Forschungsschwerpunkt sind deshalb vor allem Präventions-Methoden, die Frauen unabhängig von Männern und idealerweise unbemerkt von ihren Sexualpartnern anwenden können. Untersucht wird etwa, ob ein Diaphragma allein HIV-Infektionen verhindern kann, denn es wird angenommen, daß die Haupteintrittspforte des Virus der Gebärmutterhals ist.

Fast 40 Mikrobizide werden zur Zeit klinisch geprüft

Am weitesten fortgeschritten ist die Entwicklung von Mikrobiziden, die Frauen vaginal anwenden können. Die meisten der Mittel werden als durchsichtiges Gel entwickelt, die vor jedem Geschlechtsverkehr vaginal und rektal appliziert werden müssen. Nach einer Modellrechnung kann mit einem Mikrobizid, das zu 60 Prozent wirksam ist, jede dritte Infektion verhindert werden.

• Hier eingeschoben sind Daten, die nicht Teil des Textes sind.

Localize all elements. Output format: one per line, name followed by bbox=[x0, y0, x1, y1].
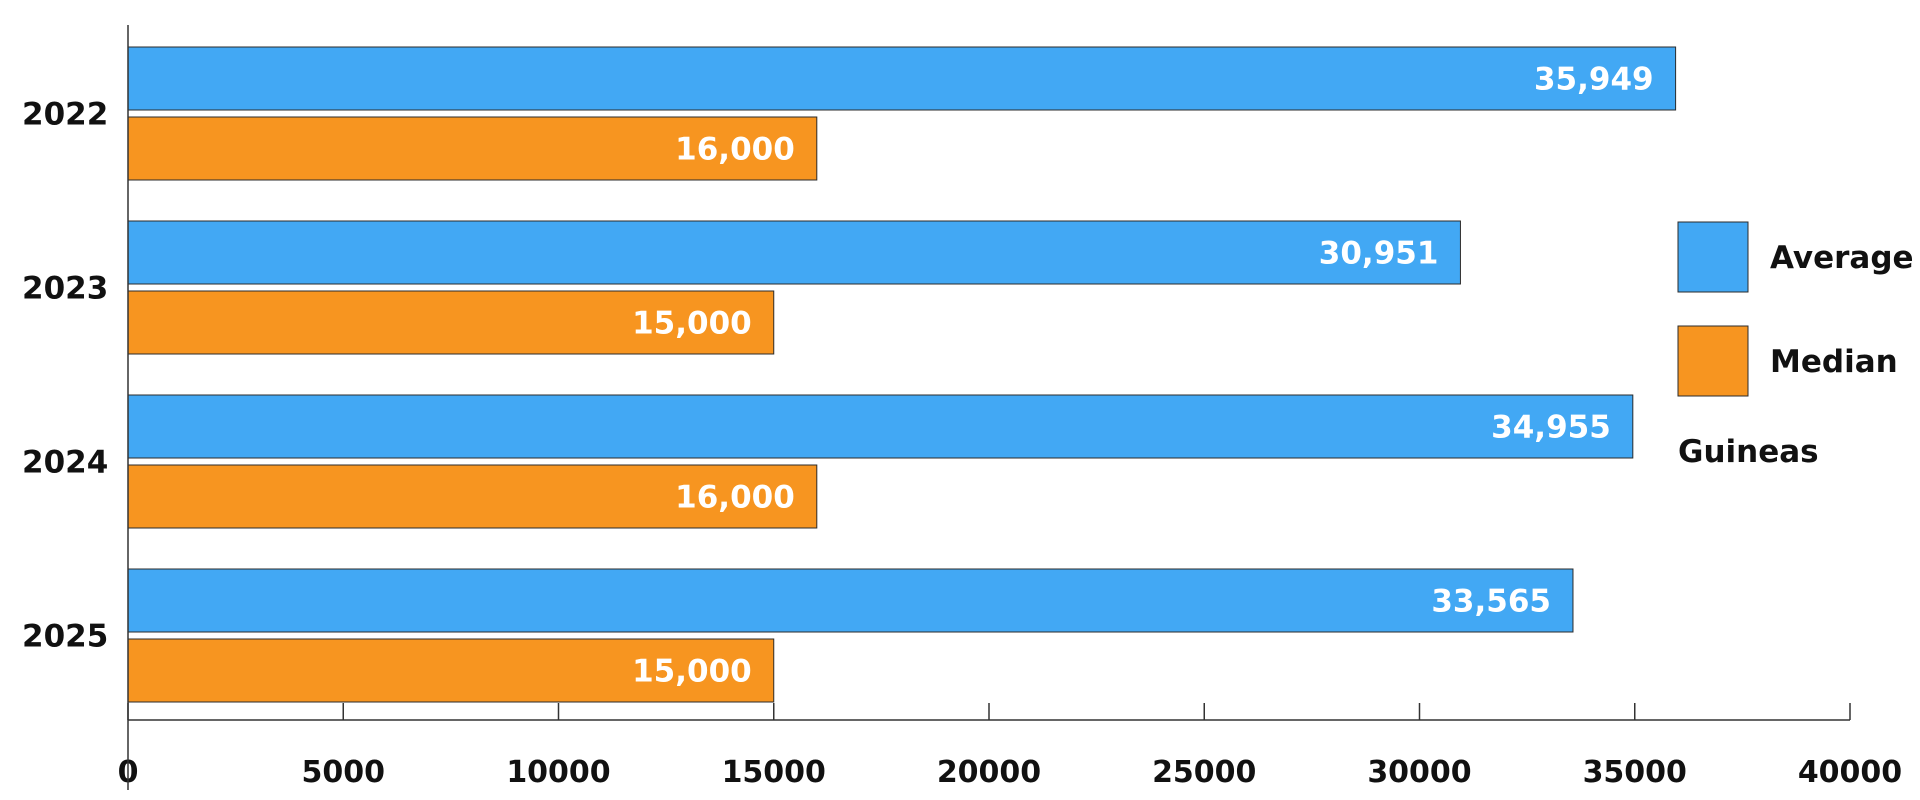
bar-average-2022 bbox=[127, 46, 1677, 111]
bar-median-2023 bbox=[127, 290, 775, 355]
legend: Average Median Guineas bbox=[1677, 221, 1914, 470]
bars-layer bbox=[127, 46, 1677, 703]
data-label-average-2024: 34,955 bbox=[1491, 410, 1611, 446]
legend-swatch-median bbox=[1677, 325, 1749, 397]
category-label-2022: 2022 bbox=[22, 97, 108, 133]
data-label-median-2022: 16,000 bbox=[675, 132, 795, 168]
data-label-median-2025: 15,000 bbox=[632, 654, 752, 690]
category-label-2023: 2023 bbox=[22, 271, 108, 307]
bar-average-2025 bbox=[127, 568, 1574, 633]
data-label-median-2023: 15,000 bbox=[632, 306, 752, 342]
bar-average-2023 bbox=[127, 220, 1461, 285]
legend-swatch-average bbox=[1677, 221, 1749, 293]
bar-median-2025 bbox=[127, 638, 775, 703]
x-tick-label-5000: 5000 bbox=[302, 755, 386, 790]
x-tick-label-30000: 30000 bbox=[1367, 755, 1471, 790]
category-label-2025: 2025 bbox=[22, 619, 108, 655]
data-label-average-2023: 30,951 bbox=[1319, 236, 1439, 272]
category-label-2024: 2024 bbox=[22, 445, 108, 481]
x-tick-label-20000: 20000 bbox=[937, 755, 1041, 790]
x-tick-label-25000: 25000 bbox=[1152, 755, 1256, 790]
data-label-average-2025: 33,565 bbox=[1431, 584, 1551, 620]
legend-label-median: Median bbox=[1770, 344, 1898, 380]
data-label-median-2024: 16,000 bbox=[675, 480, 795, 516]
bar-labels-layer: 35,949 16,000 30,951 15,000 34,955 16,000 33,5… bbox=[632, 62, 1653, 690]
bar-median-2024 bbox=[127, 464, 818, 529]
unit-note: Guineas bbox=[1678, 434, 1819, 470]
bar-average-2024 bbox=[127, 394, 1634, 459]
x-ticks-layer: 0 5000 10000 15000 20000 25000 30000 35000 40000 bbox=[118, 703, 1902, 790]
category-labels-layer: 2022 2023 2024 2025 bbox=[22, 97, 108, 655]
x-tick-label-35000: 35000 bbox=[1583, 755, 1687, 790]
data-label-average-2022: 35,949 bbox=[1534, 62, 1654, 98]
legend-label-average: Average bbox=[1770, 240, 1914, 276]
x-tick-label-10000: 10000 bbox=[506, 755, 610, 790]
bar-median-2022 bbox=[127, 116, 818, 181]
x-tick-label-15000: 15000 bbox=[722, 755, 826, 790]
x-tick-label-40000: 40000 bbox=[1798, 755, 1902, 790]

Derzeit befinden sich fast 40 Substanzen in der Präklinik, 14 in frühen und fünf in späten klinischen Prüfphasen. Außer Substanzen, die als chemische Barriere zwischen HI-Virus und Vaginalschleimhaut dienen oder das Virus zerstören, werden auch antiretrovirale Substanzen in Mikrobiziden untersucht, die als HIV-Medikamente entwickelt wurden. Am weitesten fortgeschritten sind Studien mit Medikamenten, die die Vermehrung der HI-Viren hemmen, wenn diese sich bereits in der Wirtszelle befinden, und die den Eintritt des HI-Virus in die Wirtszelle verhindern.

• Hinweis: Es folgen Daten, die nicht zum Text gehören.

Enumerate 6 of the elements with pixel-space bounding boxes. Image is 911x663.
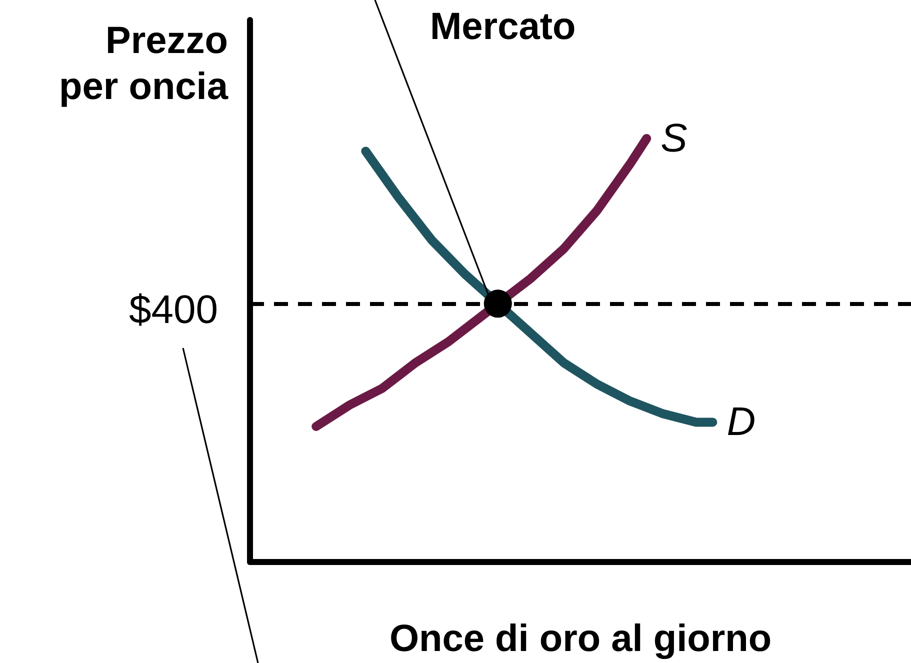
- series-label: S: [660, 116, 688, 160]
- x-axis-title: Once di oro al giorno: [389, 618, 772, 660]
- text: Mercato: [430, 6, 576, 48]
- text: $400: [129, 288, 218, 332]
- series-label: D: [726, 400, 756, 444]
- y-axis-title: Prezzo per oncia: [59, 20, 229, 108]
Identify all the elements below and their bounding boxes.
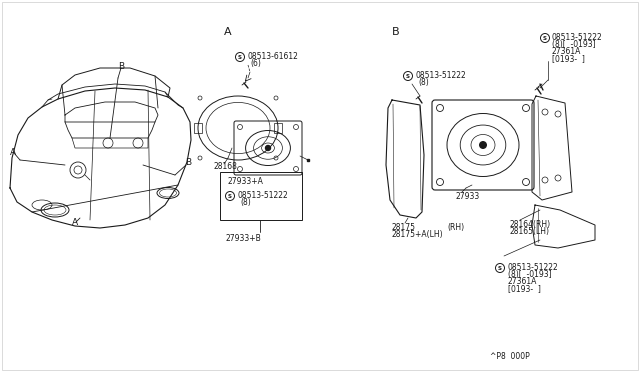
- Text: B: B: [185, 158, 191, 167]
- Text: (8)[  -0193]: (8)[ -0193]: [508, 270, 552, 279]
- Text: 28164(RH): 28164(RH): [510, 220, 551, 229]
- Text: 27933+A: 27933+A: [228, 177, 264, 186]
- Text: ^P8  000P: ^P8 000P: [490, 352, 530, 361]
- Text: 08513-51222: 08513-51222: [552, 33, 603, 42]
- Text: 28175: 28175: [392, 223, 416, 232]
- Text: B: B: [392, 27, 399, 37]
- Text: S: S: [498, 266, 502, 270]
- Bar: [194, 123, 202, 133]
- Text: (8)[  -0193]: (8)[ -0193]: [552, 40, 596, 49]
- Circle shape: [266, 145, 271, 151]
- Text: 08513-51222: 08513-51222: [237, 191, 288, 200]
- Text: A: A: [224, 27, 232, 37]
- Text: 08513-51222: 08513-51222: [415, 71, 466, 80]
- Text: (RH): (RH): [447, 223, 464, 232]
- Text: S: S: [238, 55, 242, 60]
- Circle shape: [479, 141, 487, 149]
- Bar: [274, 123, 282, 133]
- Text: 08513-61612: 08513-61612: [247, 52, 298, 61]
- Text: A: A: [72, 218, 78, 227]
- Text: 27933: 27933: [455, 192, 479, 201]
- Text: B: B: [118, 62, 124, 71]
- Text: (8): (8): [418, 78, 429, 87]
- Text: [0193-  ]: [0193- ]: [508, 284, 541, 293]
- Text: (6): (6): [250, 59, 261, 68]
- Text: S: S: [228, 193, 232, 199]
- Text: 28168: 28168: [213, 162, 237, 171]
- Text: 28165(LH): 28165(LH): [510, 227, 550, 236]
- Text: 27361A: 27361A: [508, 277, 538, 286]
- Text: 08513-51222: 08513-51222: [508, 263, 559, 272]
- Text: 27361A: 27361A: [552, 47, 581, 56]
- Text: 27933+B: 27933+B: [225, 234, 260, 243]
- Text: A: A: [10, 148, 16, 157]
- Text: S: S: [543, 35, 547, 41]
- Text: (8): (8): [240, 198, 251, 207]
- Text: [0193-  ]: [0193- ]: [552, 54, 585, 63]
- Text: 28175+A(LH): 28175+A(LH): [392, 230, 444, 239]
- Text: S: S: [406, 74, 410, 78]
- Bar: [220, 172, 302, 220]
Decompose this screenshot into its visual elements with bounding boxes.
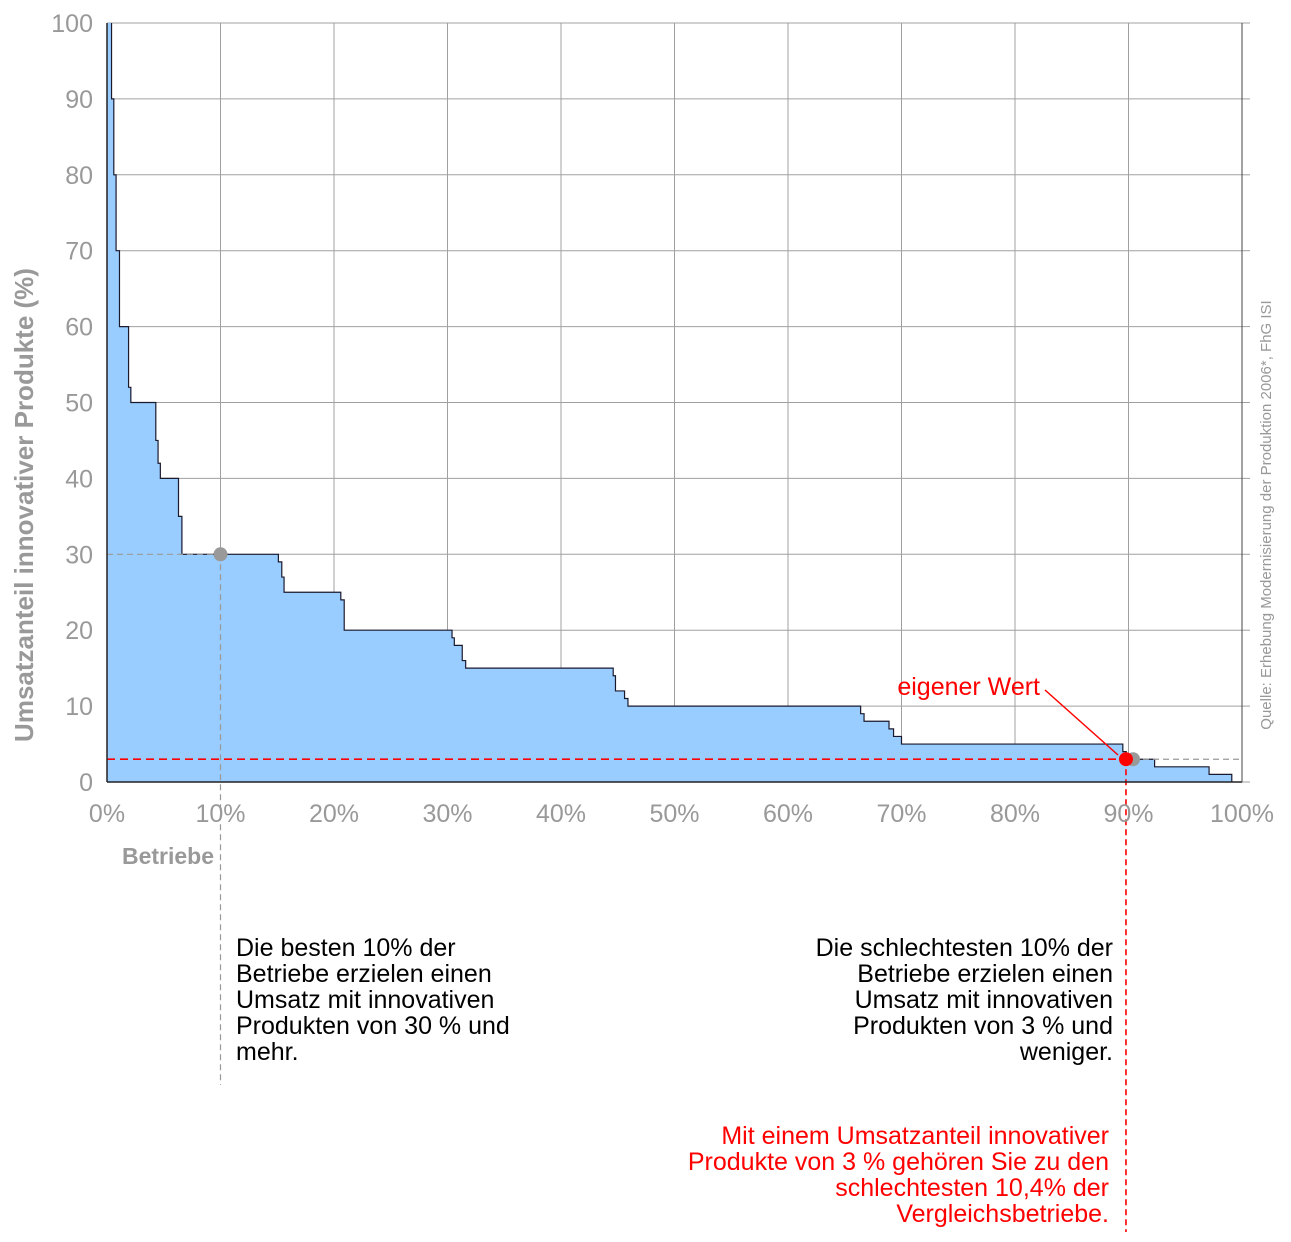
own-value-point	[1118, 752, 1133, 767]
step-line	[110, 23, 1233, 782]
x-axis-label: Betriebe	[122, 843, 214, 869]
y-tick-label: 40	[65, 465, 93, 493]
y-tick-label: 30	[65, 541, 93, 569]
y-tick-labels: 0 10 20 30 40 50 60 70 80 90 100	[51, 10, 93, 797]
x-tick-label: 30%	[422, 800, 472, 828]
own-value-pointer	[1044, 689, 1119, 756]
y-tick-label: 50	[65, 390, 93, 418]
axes	[106, 23, 1243, 783]
x-tick-label: 20%	[309, 800, 359, 828]
x-tick-label: 100%	[1210, 800, 1274, 828]
reference-point	[213, 547, 228, 562]
y-tick-label: 90	[65, 86, 93, 114]
data-area	[107, 23, 1233, 782]
x-tick-label: 60%	[763, 800, 813, 828]
reference-lines	[107, 553, 1242, 1232]
own-value-label: eigener Wert	[897, 673, 1040, 701]
y-tick-label: 100	[51, 10, 93, 38]
annotation-best-10: Die besten 10% der Betriebe erzielen ein…	[236, 934, 510, 1066]
x-tick-label: 90%	[1103, 800, 1153, 828]
x-tick-labels: 0% 10% 20% 30% 40% 50% 60% 70% 80% 90% 100%	[89, 800, 1274, 828]
source-note: Quelle: Erhebung Modernisierung der Prod…	[1258, 300, 1275, 729]
y-tick-label: 0	[79, 769, 93, 797]
x-tick-label: 80%	[990, 800, 1040, 828]
x-tick-label: 50%	[649, 800, 699, 828]
x-tick-label: 0%	[89, 800, 125, 828]
annotation-worst-10: Die schlechtesten 10% der Betriebe erzie…	[815, 934, 1113, 1066]
y-tick-label: 20	[65, 617, 93, 645]
y-axis-label: Umsatzanteil innovativer Produkte (%)	[9, 268, 39, 742]
y-tick-label: 60	[65, 314, 93, 342]
area-fill	[107, 23, 1232, 782]
x-tick-label: 40%	[536, 800, 586, 828]
y-tick-label: 80	[65, 162, 93, 190]
x-tick-label: 10%	[195, 800, 245, 828]
annotation-own-value: Mit einem Umsatzanteil innovativer Produ…	[687, 1122, 1109, 1228]
y-tick-label: 10	[65, 693, 93, 721]
reference-points	[213, 547, 1141, 767]
x-tick-label: 70%	[876, 800, 926, 828]
y-tick-label: 70	[65, 238, 93, 266]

Medikamente ermöglichen eine diskrete Prävention

Vorteilhafter, weil diskret und unabhängig vom Geschlechtsverkehr anzuwenden, sind jedoch Mikrobizide, die von Vaginalringen, wie es sie schon zur hormonellen Kontrazeption gibt, freigegeben werden.

Aber auch eine Vorbeugung mit Medikamenten, die sogenannte Präexpositionsprophylaxe (PrEP), können Frauen unbemerkt von den Männern anwenden. Gedacht ist diese Präventions-Methode für alle Menschen mit einem hohen Infektionsrisiko.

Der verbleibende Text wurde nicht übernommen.